Other institutions owned by the city and potentially at risk include a black-culture museum, the historic Fort Wayne dating to the 1840s and the 985-acre (399-hectare) Belle Isle park, which will probably be leased to the state. Just north of the city is the Detroit Zoo.
Another source of potential auction pieces is the Detroit Historical Museum’s collection of about 60 vehicles, including an 1870 Phaeton Carriage car, a 1911 Ford Model T and John Dodge’s 1919 coupe.
Shearrod said the DIA collection shouldn’t be considered as an option.

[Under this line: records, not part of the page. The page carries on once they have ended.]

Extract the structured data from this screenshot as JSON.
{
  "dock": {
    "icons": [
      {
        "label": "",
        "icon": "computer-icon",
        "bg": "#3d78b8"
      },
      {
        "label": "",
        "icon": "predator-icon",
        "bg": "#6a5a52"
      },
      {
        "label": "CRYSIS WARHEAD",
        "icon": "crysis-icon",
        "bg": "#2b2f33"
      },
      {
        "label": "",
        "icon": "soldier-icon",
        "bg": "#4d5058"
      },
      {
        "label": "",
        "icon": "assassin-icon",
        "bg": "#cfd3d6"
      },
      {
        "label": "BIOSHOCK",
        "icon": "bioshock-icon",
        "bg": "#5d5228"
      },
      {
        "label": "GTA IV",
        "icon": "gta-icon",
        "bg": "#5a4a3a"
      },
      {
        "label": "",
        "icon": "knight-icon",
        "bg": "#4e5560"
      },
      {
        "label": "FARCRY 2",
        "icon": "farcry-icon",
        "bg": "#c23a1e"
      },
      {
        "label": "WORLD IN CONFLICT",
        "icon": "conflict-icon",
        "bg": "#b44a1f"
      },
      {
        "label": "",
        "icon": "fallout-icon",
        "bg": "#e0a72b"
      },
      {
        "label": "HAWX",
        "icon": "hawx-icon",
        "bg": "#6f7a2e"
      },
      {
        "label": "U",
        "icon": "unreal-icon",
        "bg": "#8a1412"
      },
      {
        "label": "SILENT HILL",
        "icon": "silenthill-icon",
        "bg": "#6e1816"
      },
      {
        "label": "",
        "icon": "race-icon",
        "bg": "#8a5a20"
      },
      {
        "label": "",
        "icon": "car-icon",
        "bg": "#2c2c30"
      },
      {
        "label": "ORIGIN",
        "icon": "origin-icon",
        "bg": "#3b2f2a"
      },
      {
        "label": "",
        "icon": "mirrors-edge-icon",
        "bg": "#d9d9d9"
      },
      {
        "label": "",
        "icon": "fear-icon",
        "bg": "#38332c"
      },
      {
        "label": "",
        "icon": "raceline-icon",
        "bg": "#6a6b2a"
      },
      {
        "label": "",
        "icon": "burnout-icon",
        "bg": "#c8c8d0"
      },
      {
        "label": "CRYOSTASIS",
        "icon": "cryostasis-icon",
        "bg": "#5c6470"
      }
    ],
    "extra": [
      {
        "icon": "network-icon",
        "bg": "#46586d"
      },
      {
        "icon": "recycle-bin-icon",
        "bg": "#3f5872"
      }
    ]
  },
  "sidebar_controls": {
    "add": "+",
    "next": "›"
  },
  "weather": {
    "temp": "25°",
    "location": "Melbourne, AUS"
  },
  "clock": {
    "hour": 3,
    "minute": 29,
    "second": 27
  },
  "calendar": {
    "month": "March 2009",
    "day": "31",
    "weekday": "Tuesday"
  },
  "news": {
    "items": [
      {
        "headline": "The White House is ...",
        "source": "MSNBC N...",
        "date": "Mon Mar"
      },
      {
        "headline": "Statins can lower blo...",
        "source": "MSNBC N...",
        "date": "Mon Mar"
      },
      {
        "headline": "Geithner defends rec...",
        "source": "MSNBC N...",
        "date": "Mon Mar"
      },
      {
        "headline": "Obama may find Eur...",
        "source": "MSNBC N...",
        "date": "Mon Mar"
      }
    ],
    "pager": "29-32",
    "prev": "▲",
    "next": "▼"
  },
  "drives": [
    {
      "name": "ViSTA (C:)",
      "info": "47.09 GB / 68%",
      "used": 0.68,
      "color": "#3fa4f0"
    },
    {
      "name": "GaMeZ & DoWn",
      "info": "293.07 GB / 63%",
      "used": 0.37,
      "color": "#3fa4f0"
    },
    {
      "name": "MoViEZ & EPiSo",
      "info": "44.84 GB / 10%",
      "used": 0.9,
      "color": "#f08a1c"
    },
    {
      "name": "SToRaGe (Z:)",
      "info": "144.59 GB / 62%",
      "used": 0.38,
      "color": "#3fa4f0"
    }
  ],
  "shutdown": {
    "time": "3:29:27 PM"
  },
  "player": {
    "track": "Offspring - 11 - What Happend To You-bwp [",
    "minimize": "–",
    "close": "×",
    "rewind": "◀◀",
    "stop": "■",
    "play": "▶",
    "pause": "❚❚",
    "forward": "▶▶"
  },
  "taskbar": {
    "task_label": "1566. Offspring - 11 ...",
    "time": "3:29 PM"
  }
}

“Bidding the stuff off is completely ridiculous,” he said. “There are better ways of dealing with Detroit’s debt” than selling off an art collection piece by irreplaceable piece.
But emergency manager Kevyn Orr, a bankruptcy expert hired by the state in March to steer Detroit away from insolvency, has made it clear that everything of value owned by the city could be up for grabs. A decision on whether to file for bankruptcy could come within weeks.
In a letter to DIA officials, Orr gave notice that there are no sacred cows, even if bankruptcy means cutting the city’s soul to save it.
Others aren’t so sure. The DIA doesn’t believe the artwork can be sold to satisfy city debt and has an attorney looking into the issue. Michigan’s attorney general has weighed in, too, releasing a formal opinion that the artwork is held by Detroit in charitable trust “for the people of Michigan.” The state Senate passed a bill requiring the DIA to stick to a national code of museum ethics, which bars the sale of art to satisfy needs other than enhancing an institution’s collection.
Orr spokesman Bill Nowling said there is no intention to put a value on, or to sell, anything in the city-owned collection.
“We were just giving them a heads-up,” Nowling said. “We believe there is some exposure risk to the collection if we go into a bankruptcy — that creditors could ask us to put some value on it.”
Some donated pieces have stipulations that prohibit them from being sold or transferred. However, others were bought decades ago with city money, said museum spokeswoman Pamela Marcil.
Orr presented a plan earlier this month to creditors, asking some to take only 10 cents on the dollar on the debt the city owes. Others are being asked to take less. By July 1, Detroit’s budget deficit could reach $380 million. Orr has said long-term debt could surpass $17 billion.
If he doesn’t get the concessions he seeks, Orr could move Detroit into bankruptcy. That would make it the largest U.S. city to do so.
Should the city enter bankruptcy, everything, including the potential sale of artwork, “is probably on the table,” said Ben Feder, a bankruptcy attorney with New York-based Kelley Drye & Warren.
But “it would be the choice of the city to go that route. Without the consent of the city of Detroit, probably nothing” could be sold, Feder said.
Selling or privatizing other Detroit assets, like its electric and water departments, makes more sense because they would bring in a steady flow of revenue, he added.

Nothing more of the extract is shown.